Abstract
The NADase Sarm1 has emerged as an important modulator of programmed axonal degeneration over the past decade but it’s mode of activation within the cell is not clearly understood. Sarm1 is predominantly expressed in the neurons, kidney and liver but the non-neuronal regulation of Sarm1 remains relatively unexplored. Here we demonstrate that treatment of the human embryonic kidney cell line HEK293 cells with the mitochondrial complex I inhibitor rotenone, induced early loss of NAD+ that preceded induction of Sarm1, a primary mediator of rotenone induced cell death. Interestingly, replenishing NAD+ levels by PARP inhibition, a major NAD+ consumer within the cell, not only restored mitochondrial homeostasis but also prevented subsequent Sarm1 induction by rotenone. These early changes were further marked by a distinct subcellular localization pattern of Sarm1 in the nucleus and the mitochondria that was accompanied by significantly reduced cell death.
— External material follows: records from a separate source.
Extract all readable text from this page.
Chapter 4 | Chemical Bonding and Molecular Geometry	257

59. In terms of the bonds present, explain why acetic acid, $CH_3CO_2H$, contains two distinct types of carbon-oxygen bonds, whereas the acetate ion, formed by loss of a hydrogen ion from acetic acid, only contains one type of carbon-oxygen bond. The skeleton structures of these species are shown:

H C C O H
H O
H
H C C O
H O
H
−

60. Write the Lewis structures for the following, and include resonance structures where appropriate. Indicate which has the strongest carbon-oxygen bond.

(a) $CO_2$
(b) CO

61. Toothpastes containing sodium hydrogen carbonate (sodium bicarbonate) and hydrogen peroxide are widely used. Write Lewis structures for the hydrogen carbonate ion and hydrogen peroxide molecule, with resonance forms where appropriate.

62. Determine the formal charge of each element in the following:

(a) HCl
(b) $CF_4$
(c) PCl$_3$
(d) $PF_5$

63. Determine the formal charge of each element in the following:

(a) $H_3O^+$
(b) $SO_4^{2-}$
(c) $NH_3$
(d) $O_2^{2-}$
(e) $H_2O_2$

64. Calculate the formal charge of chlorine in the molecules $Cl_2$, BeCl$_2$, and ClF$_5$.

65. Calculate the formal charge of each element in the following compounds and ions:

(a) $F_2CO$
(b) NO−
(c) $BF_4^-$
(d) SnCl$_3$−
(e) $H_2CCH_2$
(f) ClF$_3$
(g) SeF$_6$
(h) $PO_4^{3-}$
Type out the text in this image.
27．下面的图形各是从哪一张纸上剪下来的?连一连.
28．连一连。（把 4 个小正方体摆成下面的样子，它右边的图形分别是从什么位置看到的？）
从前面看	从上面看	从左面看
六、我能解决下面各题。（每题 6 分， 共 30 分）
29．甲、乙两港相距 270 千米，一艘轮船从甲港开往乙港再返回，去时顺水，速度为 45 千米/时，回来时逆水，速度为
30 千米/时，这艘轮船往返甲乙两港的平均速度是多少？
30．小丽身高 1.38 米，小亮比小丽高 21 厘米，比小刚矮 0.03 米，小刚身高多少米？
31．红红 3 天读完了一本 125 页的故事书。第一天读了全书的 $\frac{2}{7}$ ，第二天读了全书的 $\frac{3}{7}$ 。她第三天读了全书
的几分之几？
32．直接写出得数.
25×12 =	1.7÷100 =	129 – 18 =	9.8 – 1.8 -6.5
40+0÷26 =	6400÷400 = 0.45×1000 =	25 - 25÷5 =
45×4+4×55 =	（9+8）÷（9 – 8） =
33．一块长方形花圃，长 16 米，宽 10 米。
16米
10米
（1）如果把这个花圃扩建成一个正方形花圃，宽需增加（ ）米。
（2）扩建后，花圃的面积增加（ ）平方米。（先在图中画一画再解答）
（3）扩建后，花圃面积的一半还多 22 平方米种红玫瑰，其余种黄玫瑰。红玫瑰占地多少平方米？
Taken together, our study provides the first preliminary evidence of temporal regulation of endogenous Sarm1 by fluctuating NAD+ levels induced by rotenone that may act as a “biological trigger” of Sarm1 activation. This also points towards an important understanding on how PARP inhibitors like PJ34 could be repurposed in the treatment of Sarm1 mediated mitochondrial deficiency disorders.
Competing Interest Statement
The authors have declared no competing interest.